Tabii ki, bu duyguyu çok insan yaşadı. Fakat böyle bir şikâyeti hiç kimse yapamadı. Çünkü kimseye gençliği tekrar geri gelmedi.
Rahmetli babam, vefat edinceye kadar kendisini hep genç saydı. “Ben kıdemli gencim” derdi ve eklerdi: “İmanlı insan, dünyada kaybolan gençliğine fazla yanmaz. Çünkü bu fani geçlik ebedi ve baki bir gençliğin tohumudur.”
Sonlu ve sınırlı olanı verip, sonsuz ve sınırsız olanı almak, elbette çok karlı bir ticarettir. Böylesine kazancı bol bir ticaret imkânını, ancak Rabbimiz sunar bize.
İmanlı gençler, gençliklerini bir ebedi saadet yatırımına dönüştürürler. Peki, ya imansız olanlar?

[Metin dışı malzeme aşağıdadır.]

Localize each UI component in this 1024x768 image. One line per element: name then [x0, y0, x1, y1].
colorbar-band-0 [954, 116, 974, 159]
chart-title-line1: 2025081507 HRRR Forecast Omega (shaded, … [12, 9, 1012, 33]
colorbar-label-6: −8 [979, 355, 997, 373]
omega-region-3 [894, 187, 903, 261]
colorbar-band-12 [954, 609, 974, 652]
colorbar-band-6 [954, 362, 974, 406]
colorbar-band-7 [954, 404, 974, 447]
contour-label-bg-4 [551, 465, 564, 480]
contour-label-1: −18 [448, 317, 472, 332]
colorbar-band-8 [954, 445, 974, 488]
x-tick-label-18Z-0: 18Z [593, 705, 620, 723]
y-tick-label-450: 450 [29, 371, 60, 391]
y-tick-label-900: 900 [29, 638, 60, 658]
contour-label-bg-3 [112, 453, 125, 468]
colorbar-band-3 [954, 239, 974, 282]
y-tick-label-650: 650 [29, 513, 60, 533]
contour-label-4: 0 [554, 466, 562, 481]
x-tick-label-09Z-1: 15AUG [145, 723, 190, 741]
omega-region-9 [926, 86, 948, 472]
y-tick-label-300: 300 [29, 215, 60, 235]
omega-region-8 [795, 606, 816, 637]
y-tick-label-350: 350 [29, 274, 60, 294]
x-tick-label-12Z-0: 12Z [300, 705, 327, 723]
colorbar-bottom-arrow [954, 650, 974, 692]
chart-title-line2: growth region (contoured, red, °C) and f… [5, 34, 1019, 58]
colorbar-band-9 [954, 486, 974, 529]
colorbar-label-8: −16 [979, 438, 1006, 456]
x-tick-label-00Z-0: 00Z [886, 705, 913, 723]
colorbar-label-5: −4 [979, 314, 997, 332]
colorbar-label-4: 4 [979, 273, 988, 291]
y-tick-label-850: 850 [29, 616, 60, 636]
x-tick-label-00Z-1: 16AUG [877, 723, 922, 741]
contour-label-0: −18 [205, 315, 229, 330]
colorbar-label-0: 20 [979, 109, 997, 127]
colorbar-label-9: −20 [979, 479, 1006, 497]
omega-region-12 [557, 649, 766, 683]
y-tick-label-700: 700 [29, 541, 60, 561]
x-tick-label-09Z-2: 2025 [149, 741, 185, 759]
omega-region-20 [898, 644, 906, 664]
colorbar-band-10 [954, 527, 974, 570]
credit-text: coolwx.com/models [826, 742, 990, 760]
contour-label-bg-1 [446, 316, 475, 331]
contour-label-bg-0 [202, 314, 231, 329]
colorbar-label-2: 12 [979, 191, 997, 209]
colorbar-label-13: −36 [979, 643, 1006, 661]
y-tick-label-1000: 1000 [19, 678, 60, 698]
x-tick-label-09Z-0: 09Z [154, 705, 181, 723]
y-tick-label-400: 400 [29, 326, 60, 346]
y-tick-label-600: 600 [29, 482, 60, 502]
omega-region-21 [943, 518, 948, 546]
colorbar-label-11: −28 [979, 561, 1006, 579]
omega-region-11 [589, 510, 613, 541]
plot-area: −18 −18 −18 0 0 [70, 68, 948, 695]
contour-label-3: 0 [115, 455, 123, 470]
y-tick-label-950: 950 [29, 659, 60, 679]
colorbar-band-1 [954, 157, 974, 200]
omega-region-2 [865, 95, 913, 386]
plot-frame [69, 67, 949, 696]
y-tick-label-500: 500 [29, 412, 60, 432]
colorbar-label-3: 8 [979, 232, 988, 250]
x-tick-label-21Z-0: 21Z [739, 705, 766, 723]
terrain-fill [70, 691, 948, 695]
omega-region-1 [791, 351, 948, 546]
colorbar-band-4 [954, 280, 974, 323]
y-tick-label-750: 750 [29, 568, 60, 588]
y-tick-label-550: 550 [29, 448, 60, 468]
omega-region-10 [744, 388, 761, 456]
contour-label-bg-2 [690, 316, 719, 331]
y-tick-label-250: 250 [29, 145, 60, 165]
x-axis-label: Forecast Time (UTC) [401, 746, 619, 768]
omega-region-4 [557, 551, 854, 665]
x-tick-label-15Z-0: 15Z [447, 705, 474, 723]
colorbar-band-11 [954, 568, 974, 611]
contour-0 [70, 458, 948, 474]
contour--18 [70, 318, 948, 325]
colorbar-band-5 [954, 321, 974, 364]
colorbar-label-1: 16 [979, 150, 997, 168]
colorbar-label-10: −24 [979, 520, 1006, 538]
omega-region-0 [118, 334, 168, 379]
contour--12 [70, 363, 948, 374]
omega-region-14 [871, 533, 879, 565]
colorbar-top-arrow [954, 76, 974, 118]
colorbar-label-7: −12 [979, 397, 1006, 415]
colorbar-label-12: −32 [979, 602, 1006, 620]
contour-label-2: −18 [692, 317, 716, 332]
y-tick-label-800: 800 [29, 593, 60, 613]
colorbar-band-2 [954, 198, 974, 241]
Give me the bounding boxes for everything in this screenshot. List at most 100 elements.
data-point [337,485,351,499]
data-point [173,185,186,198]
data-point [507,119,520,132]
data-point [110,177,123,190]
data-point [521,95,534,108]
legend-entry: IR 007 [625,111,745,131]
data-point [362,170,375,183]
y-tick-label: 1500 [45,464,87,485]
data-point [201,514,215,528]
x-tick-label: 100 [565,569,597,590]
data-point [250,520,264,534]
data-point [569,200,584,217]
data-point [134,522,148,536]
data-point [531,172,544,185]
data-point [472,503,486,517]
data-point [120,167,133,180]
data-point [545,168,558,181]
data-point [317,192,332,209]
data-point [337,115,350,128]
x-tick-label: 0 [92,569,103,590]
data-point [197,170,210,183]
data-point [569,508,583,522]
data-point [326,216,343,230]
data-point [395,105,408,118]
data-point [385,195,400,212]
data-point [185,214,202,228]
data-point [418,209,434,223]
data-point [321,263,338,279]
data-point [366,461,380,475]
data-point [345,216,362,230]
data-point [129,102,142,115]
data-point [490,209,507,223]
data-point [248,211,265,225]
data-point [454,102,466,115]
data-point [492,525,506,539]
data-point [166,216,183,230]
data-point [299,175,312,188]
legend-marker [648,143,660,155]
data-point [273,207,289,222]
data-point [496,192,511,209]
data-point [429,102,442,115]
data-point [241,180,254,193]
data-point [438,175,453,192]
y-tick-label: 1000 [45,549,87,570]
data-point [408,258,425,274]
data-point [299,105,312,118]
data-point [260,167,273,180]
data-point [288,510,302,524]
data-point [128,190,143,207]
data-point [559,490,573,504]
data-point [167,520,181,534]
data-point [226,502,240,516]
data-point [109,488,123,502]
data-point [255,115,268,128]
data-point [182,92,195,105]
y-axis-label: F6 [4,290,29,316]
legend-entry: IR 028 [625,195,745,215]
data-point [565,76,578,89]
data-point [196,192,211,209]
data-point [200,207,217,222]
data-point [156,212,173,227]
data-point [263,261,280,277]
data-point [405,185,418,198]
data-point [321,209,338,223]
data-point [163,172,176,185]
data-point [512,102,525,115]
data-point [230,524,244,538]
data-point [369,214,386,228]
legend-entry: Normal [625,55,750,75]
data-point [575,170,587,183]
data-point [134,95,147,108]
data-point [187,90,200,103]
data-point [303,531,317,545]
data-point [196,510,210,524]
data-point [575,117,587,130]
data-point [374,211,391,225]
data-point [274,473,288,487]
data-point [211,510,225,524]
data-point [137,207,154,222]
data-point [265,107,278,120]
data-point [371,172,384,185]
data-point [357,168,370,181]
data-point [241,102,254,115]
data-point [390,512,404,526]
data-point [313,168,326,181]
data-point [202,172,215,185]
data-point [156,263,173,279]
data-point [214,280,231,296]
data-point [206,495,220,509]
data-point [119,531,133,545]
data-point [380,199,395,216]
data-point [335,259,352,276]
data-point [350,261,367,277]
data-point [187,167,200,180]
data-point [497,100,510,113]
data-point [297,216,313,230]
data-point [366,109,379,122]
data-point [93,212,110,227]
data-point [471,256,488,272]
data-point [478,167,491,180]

İmansızlığın içindeki Cehennem ateşi, her mutluluğu yakıp yok ettiği gibi gençliği de perişan eder. Çünkü iman fıtrattır; insana ait bütün güzellikleri içinde barındırır. İmansızlık da hayata hep ters düşen ve insanı yaratılış doğrultusundan saptıran bir bela…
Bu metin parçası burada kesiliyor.